Cybersecurity Principle Number 1 for Boards – It’s Not Just About “IT”

June 2, 2017

It has now become clear that cyber-risk needs oversight at the board of directors level. The problem is that most corporate boards are comprised of “digital immigrants” — people not born into the digital world they now inhabit — and therefore need to learn how to understand cyber-risk.

That educational process has been undertaken by the National Association of Corporate Directors in in conjunction with AIG and the Internet Security Alliance (ISA). In January, they published the second edition of the “Cyber-Risk Handbook” for corporate boards. The handbook states that the very first principle boards need to understand is that cybersecurity is not an “IT” issue,” — it’s an enterprise wide risk management issue.

In the past 25 years, the nature of corporate asset value has changed significantly, shifting away from the physical toward the virtual. Along with this rapidly expanding digitization of corporate assets, there has been a corresponding digitization of corporate risk – loss of IP and trading algorithms, destroyed or altered data, declining public confidence, disruption to critical infrastructure, and evolving regulatory sanctions. Each of these risks can adversely affect competitive positioning, stock price, and shareholder value.

Cyber-risk is viewed the same way as other critical risks – in terms of risk-reward trade-off. This is challenging in the cyber arena due to the growing complexity of cyber threats and companies’ desires to deploy new and emerging technologies to increase profitability and improve customer experience.

These competing pressures mean conscientious and comprehensive oversight at the board level is essential. Managing and mitigating cyber-risk impact requires strategic thinking, and it starts with realizing cybersecurity is an enterprise-wide risk management issue, not merely an IT issue.

Historically, corporations have categorized information security as a technical or operational issue to be handled by the information technology (IT) department. This misunderstanding is fed by siloed corporate structures that leave internal functions and business units feeling disconnected from responsibility for the security of their own data. However, deferring responsibility to IT inhibits critical analysis and communication about security issues, and hinders the implementation of effective strategies.

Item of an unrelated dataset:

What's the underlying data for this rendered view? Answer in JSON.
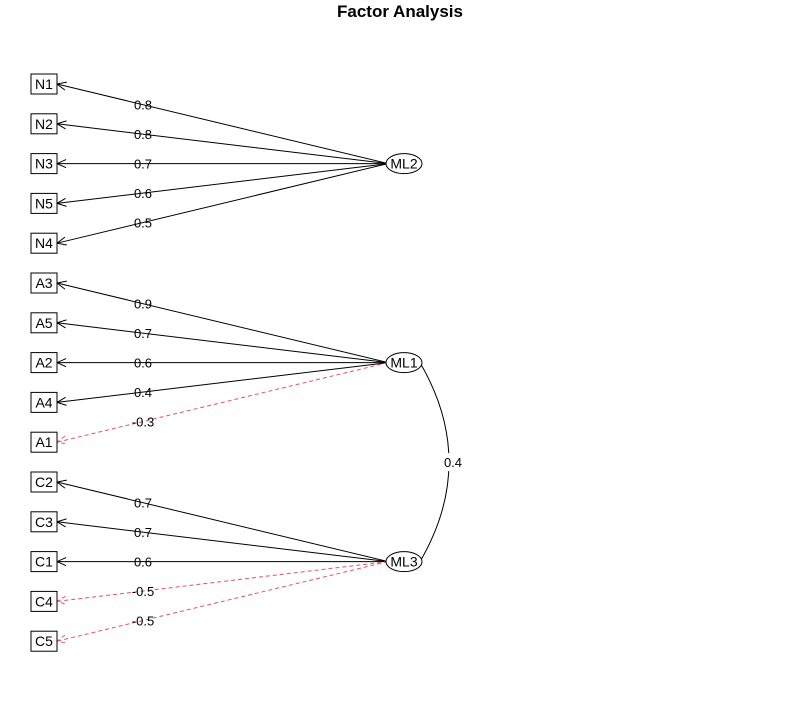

Some of the highest-profile data breaches to date have little to do with traditional hacking. Economically driven strategic decisions such as production strategies that use complex supply chains across multiple countries and the degree of interconnection that corporate networks have with partners, suppliers, affiliates, and customers can magnify cyber-risk. Similarly, mergers and acquisitions requiring integration of complicated systems can increase cyber-risk. While these decisions have “IT” components to them, the appropriate analysis of them goes well beyond the IT department.

Similarly, how to manage. Several significant cyberbreaches did not actually start within the target’s IT systems, but rather from vulnerabilities in one of its vendors or suppliers.

As a result, directors should ensure that management is assessing cybersecurity not only as it relates to the organization’s own networks, but also with regard to the larger ecosystem in which it operates.

Boards must engage management in a discussion of the varying levels of risk that exist in the company’s ecosphere and take them into consideration as they calculate the appropriate cyber-risk posture and tolerance. They should also understand what “crown jewels” are in most need of protection and ensure their teams have a protection strategy in place.

Further, the board should instruct management to consider not only the highest-probability attacks and defenses, but also low-probability, high-impact attacks that would be catastrophic.

While including cybersecurity as a stand-alone item on board and/or committee meeting agenda is becoming a widespread practice, the issue should also be integrated into full-board discussions involving new business plans and product offerings, mergers and acquisitions, new-market entry, major capital investment decisions, etc.

On June 21, 2017, NACD, in partnership with ISA, will be hosting a Cyber Summit in Chicago to bring together experienced directors and cybersecurity experts to share real-world insights and critical action steps. Among the issues that will be raised for the directors to consider are:
– Do we have an enterprise-wide, independently budgeted cyber-risk management team?
– Is the budget adequate?
– How is the budget integrated with the overall enterprise risk management process?
– Where do management and our IT teams disagree on cybersecurity?
– What is enterprise strategy to address cloud, BYOD, and supply-chain threats?
Unless boards are considering cybersecurity in these larger contexts they run the risk of attenuated and ineffective cyber strategies.